6. Guardrails (inherit Phase 1 §9 + Phase 1b §7.1 / Adversary mandate)

  • Don't fake the rebuild. "Infeasible/can't reproduce" is allowed only for a true, narrowly-scoped blocker with the maximal tested subset and Adversary sign-off — the host-key and DNS/cert reasons are explicitly not valid (the recovery key + the cert-in-git fix remove them).
  • Exactly one out-of-band secret. The bootstrap age key. Everything else in git, encrypted. If the loops find another secret that "has to" be out-of-band, that's a finding to design away, not accept.
  • Gandi token stays out of repo/agent — only the cert artifact is committed (encrypted). Renewal is operator-issues-then-commits.
  • Base repo stays generic — no instance domain/secret leakage into the base; the Adversary checks the base builds/clones clean of instance specifics.
  • Incus guardrails (§4): terraform-ci only, respect the RAM cap, destroy the throwaway VM, don't touch other instances.
  • No weakened tests / no drift — the restructured config must remain byte-identical to running (zero drift) and all of D1D10 must still hold after the refactor.
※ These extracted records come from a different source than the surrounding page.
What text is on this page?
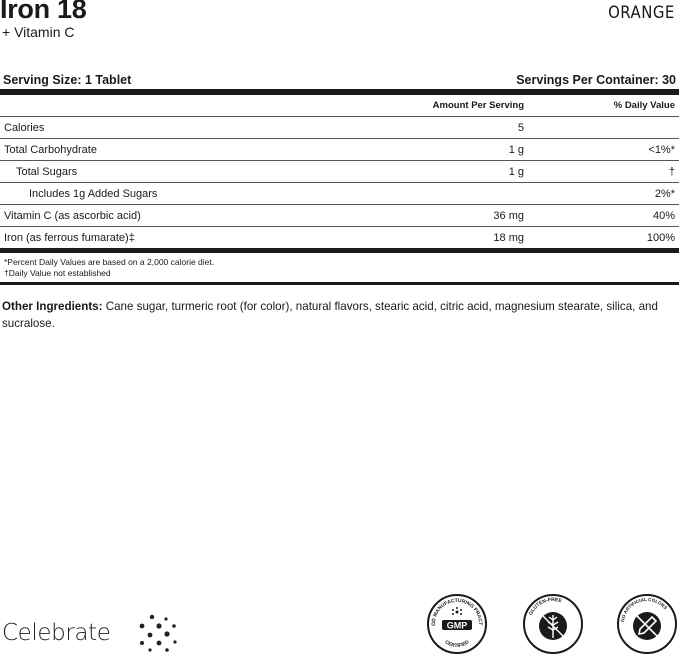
Iron 18
+ Vitamin C
ORANGE
Serving Size: 1 Tablet	Servings Per Container: 30
	Amount Per Serving	% Daily Value
Calories	5	
Total Carbohydrate	1 g	<1%*
Total Sugars	1 g	†
Includes 1g Added Sugars		2%*
Vitamin C (as ascorbic acid)	36 mg	40%
Iron (as ferrous fumarate)‡	18 mg	100%
*Percent Daily Values are based on a 2,000 calorie diet.
†Daily Value not established
Other Ingredients: Cane sugar, turmeric root (for color), natural flavors, stearic acid, citric acid, magnesium stearate, silica, and sucralose.
Celebrate	OD MANUFACTURING PRACT
GMP
CERTIFIED
GLUTEN-FREE
NO ARTIFICIAL COLORS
7. Open decisions (log in DECISIONS.md)

  • Flake input vs git submodule for the instance repo (default: flake input).
  • Bootstrap-key provisioning for a new VM: provision the off-box recovery age key to the host (decrypt as-is) vs generate the new host's key + re-encrypt secrets to it. (Recovery key is simpler for a clone; per-host re-encrypt is cleaner long-term.)
  • Final cc-nix-test sizing after the test: restore to 6 GB, or promote the freshly-rebuilt reproducible VM to be the canonical cc-ci and retire the old one.
  • DNS/gateway as IaC (terraform for the Gandi records + the gateway) — likely a separate future item (IDEAS), out of 1c scope; 1c keeps them as documented external preconditions.
  • Whether the instance repo is private under recipe-maintainers (bot is admin) and how the loops fetch it during rebuild (token-in-URL vs read deploy key).